# Radio show about aquascaping



## George Farmer (8 Dec 2011)

Hi all,

I'm going to be on a radio show with Jason Baliban this weekend. I'll post the link to the podcast afterwards (it's 3am, Saturday morning...)

http://www.blogtalkradio.com/wm-aquacul ... quabotanic

Jason is my favourite US 'scaper so I'm really excited!


----------



## JohnC (9 Dec 2011)

George Farmer said:
			
		

> Hi all,
> 
> I'm going to be on a radio show with Jason Baliban this weekend.
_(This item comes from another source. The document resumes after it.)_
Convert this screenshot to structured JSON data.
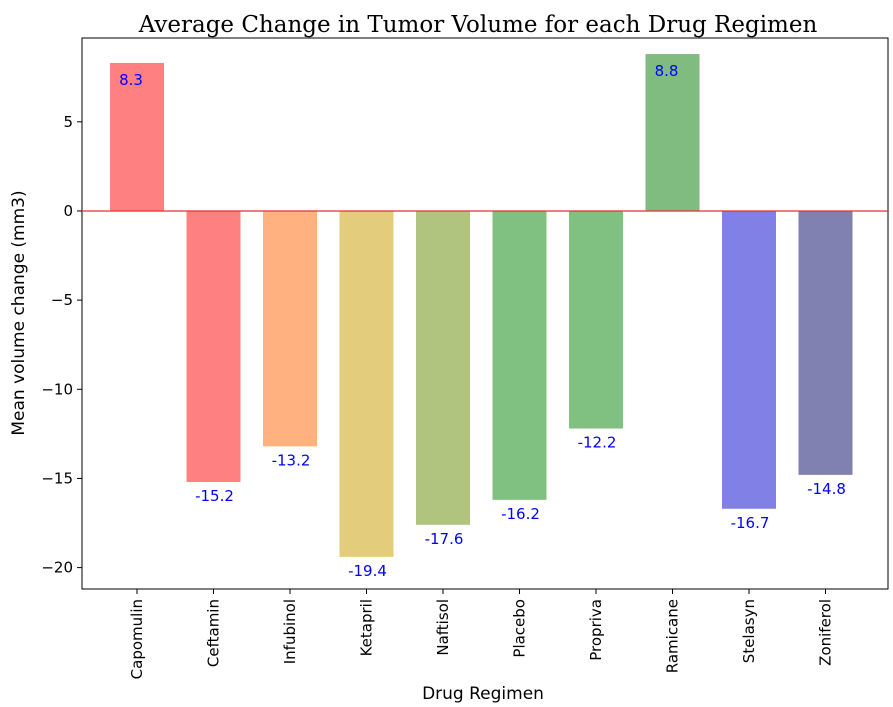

I'll post the link to the podcast afterwards (it's 3am, Saturday morning...)
> 
> ...



that link didn't work for me


----------



## Dan-CR4 (9 Dec 2011)

works for me ok


----------



## JohnC (9 Dec 2011)

Dan-CR4 said:
			
		

> works for me ok



oddly enough. second time worked


----------



## schraptor (11 Dec 2011)

Good discussion George ! 
Jokes aside, are you gonna appear in next episode or that was it? Also they could show some nicer tanks in the 'slideshow' that you can see at the begining, e.g. your Iwagumi.


----------



## George Farmer (12 Dec 2011)

schraptor said:
			
		

> Good discussion George !
> Jokes aside, are you gonna appear in next episode or that was it? Also they could show some nicer tanks in the 'slideshow' that you can see at the begining, e.g. your Iwagumi.


It was a shame that due to a fault with my Skype that I couldn't call in.

Maybe next time.


----------